I waited until I was sure the text had been delivered, and then I scrolled through my contacts and found another number, one that I’d looked at every day for the past few weeks but never dialled. And I sent another text.
CHAPTER TWENTY-THREE
I sat in that bathroom for the longest time. I sat on the edge of the bath until my arse went numb, and then I moved and sat on the closed lid of the loo. I looked at the steaming water in the tub and considered getting in, and then I thought of Richard downstairs and myself, naked in the water, and thought better of it.
Hannah texted me to let me know she’d spoken to her solicitor, and that as Richard had broken the occupation order the court had imposed, the police would be sending an officer round just as soon as someone was available, but as long as I wasn’t in any immediate danger it might take a little while. I texted her back and told her that was fine, I was safe, she mustn’t worry. Then I went and sat on the edge of the bath again for a bit.
I texted Amy to tell her what was happening, and she eventually replied saying that she and Kian were at a parkour workshop in Milton Keynes, but she’d come straight back if I needed her, so of course I said there was no need at all, everything would be fine. Alethea Ayoola texted me back accepting my apology and saying she could meet up the following week. Sloane emailed me a draft schedule for my u
pcoming 25 Days of Vlogmas series of videos, and I told her I was a bit tied up but would look at it as soon as I could.
Then I moved back to the loo. There was no reply to the other text I’d sent. I read it over and over again, wondering if I’d been too casual, too dramatic, too needy – too something. But there was no way of knowing. I tried to look out through the window to see if Richard was in the garden or if the neighbours were home and had noticed the broken door, but all I could see through the frosted glass was a grey and brown blur of sky, roofs and trees. I stood by the door, pressing my ear against the wood, but I couldn’t hear anything at all. I hadn’t heard the front door opening or closing, so I had to assume that Richard was still in the house, and for the moment I was trapped, albeit voluntarily.
I wondered briefly how long I was likely to have to stay here for, and what I’d do. I’d stopped feeling hungry, at least, and of course I could drink water from the tap. But what if I got stuck here overnight? What if the police – overstretched as they were – only managed to send someone out tomorrow morning? Where would I sleep? How would I get ready for work in the morning and – more importantly – how would I get there?
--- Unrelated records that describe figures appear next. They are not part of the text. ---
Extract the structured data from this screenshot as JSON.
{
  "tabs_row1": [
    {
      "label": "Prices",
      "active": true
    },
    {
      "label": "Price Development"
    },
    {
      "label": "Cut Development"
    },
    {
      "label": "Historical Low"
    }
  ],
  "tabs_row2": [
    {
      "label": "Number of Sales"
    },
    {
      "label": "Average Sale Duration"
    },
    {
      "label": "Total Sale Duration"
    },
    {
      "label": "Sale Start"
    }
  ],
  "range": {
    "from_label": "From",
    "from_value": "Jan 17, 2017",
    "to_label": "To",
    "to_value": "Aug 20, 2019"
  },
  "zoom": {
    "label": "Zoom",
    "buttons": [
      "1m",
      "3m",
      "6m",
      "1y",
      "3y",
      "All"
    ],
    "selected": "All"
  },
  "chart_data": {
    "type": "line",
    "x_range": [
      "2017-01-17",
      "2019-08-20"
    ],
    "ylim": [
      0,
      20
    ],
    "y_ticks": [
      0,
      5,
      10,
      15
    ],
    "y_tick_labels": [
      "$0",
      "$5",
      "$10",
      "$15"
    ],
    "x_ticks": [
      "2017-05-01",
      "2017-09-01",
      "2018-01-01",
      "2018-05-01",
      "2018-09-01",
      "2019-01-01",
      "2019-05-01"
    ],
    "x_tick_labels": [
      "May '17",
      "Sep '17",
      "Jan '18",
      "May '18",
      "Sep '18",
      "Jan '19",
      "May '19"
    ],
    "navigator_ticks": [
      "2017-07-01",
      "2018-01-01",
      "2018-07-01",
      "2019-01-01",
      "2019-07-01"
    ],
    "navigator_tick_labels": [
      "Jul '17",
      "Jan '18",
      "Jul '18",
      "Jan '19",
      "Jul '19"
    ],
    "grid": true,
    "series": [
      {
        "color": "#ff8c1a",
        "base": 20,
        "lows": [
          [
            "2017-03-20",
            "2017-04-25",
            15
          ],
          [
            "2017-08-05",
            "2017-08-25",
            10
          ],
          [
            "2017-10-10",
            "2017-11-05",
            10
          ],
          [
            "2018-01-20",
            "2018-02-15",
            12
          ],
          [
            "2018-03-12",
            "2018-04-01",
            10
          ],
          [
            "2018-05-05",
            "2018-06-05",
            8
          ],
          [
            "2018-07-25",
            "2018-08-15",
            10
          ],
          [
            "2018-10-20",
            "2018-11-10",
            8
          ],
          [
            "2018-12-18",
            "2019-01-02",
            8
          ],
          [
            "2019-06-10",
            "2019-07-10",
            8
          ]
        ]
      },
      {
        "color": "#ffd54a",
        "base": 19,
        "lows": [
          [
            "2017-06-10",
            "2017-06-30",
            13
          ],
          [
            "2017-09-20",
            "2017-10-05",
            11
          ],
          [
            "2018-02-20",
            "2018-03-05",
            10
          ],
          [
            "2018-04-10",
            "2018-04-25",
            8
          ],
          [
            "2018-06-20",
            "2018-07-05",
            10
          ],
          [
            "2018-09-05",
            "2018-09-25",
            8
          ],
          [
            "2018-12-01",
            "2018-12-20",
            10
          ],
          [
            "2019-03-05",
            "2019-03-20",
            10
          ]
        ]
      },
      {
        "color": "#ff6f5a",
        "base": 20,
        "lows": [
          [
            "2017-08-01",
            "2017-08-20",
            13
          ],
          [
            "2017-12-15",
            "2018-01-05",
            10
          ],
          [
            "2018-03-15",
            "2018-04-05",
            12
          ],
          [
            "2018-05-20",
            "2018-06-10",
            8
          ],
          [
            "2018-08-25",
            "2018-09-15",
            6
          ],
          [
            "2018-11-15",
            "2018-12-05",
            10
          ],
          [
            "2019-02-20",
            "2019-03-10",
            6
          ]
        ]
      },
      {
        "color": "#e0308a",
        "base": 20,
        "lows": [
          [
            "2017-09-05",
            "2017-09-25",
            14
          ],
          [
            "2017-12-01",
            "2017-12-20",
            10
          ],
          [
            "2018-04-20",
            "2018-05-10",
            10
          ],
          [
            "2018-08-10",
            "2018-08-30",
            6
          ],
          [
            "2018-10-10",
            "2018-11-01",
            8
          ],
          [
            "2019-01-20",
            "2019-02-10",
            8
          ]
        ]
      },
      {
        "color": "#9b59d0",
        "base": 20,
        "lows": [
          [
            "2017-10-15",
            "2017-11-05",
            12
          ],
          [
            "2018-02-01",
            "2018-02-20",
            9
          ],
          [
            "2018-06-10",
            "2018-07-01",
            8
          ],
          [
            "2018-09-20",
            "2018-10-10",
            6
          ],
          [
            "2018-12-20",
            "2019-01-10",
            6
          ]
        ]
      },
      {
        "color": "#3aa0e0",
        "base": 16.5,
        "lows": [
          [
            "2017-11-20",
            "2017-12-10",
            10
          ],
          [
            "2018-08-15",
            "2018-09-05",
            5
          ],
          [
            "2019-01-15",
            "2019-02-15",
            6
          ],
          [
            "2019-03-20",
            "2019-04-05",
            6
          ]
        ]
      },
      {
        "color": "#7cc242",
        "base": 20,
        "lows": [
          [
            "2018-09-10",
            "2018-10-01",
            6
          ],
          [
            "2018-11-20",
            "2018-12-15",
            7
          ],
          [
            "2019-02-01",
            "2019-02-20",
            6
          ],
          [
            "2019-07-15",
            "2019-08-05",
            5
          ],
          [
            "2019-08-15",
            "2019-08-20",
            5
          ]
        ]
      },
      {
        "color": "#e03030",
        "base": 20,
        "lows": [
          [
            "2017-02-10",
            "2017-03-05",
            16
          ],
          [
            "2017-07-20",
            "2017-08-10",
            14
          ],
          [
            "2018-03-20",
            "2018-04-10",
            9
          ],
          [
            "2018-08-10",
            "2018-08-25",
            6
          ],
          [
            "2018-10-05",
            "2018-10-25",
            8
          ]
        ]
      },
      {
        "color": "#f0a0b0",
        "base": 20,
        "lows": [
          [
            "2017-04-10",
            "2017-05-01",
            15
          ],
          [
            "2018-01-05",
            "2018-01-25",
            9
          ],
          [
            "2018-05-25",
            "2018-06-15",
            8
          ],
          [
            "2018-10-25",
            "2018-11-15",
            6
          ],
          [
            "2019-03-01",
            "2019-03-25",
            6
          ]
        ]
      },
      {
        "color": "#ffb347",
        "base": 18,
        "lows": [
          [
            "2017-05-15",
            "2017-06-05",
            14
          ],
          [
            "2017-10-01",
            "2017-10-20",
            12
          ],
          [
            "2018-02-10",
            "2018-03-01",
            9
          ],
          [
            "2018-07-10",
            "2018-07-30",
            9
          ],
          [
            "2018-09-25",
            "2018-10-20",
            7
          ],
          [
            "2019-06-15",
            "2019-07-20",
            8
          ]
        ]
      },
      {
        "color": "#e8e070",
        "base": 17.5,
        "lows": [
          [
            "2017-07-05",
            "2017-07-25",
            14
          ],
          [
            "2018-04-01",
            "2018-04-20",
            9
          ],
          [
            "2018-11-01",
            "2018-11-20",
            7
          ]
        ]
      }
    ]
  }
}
I imagined creeping downstairs and making a run for it, hoping that Richard was asleep or making tea or something. Don’t be ridiculous, Gemma, I told myself – of course they’ll come, or Richard will give up and leave – there’s no way you’ll still be stuck here tomorrow.
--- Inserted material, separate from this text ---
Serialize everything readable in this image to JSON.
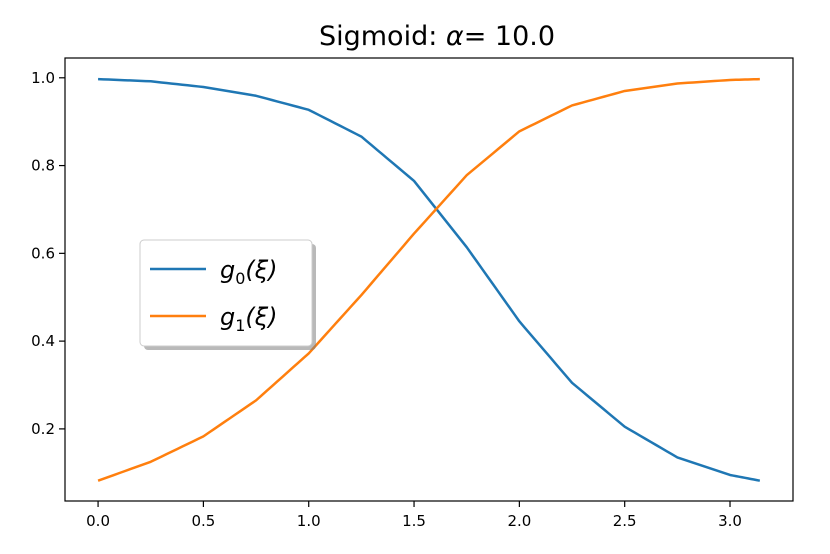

Then I did hear something. The neighbour’s dog – Hannah had told me once that it was a cockadoodle and they’d paid a fortune for it from a breeder – broke into hysterical barking. I went to the window again, but I could see even less now, because it was getting dark. I undid the latch and pushed the window open, and peered cautiously out. A blast of cold air hit my face, and I realised it had started to rain. The dog was still barking – I could hear it quite clearly, but I couldn’t see it. The neighbour’s lights were off – they must still be at work and the dog shut inside. I knew how it felt: I was quite tempted to bark myself, or howl, or something.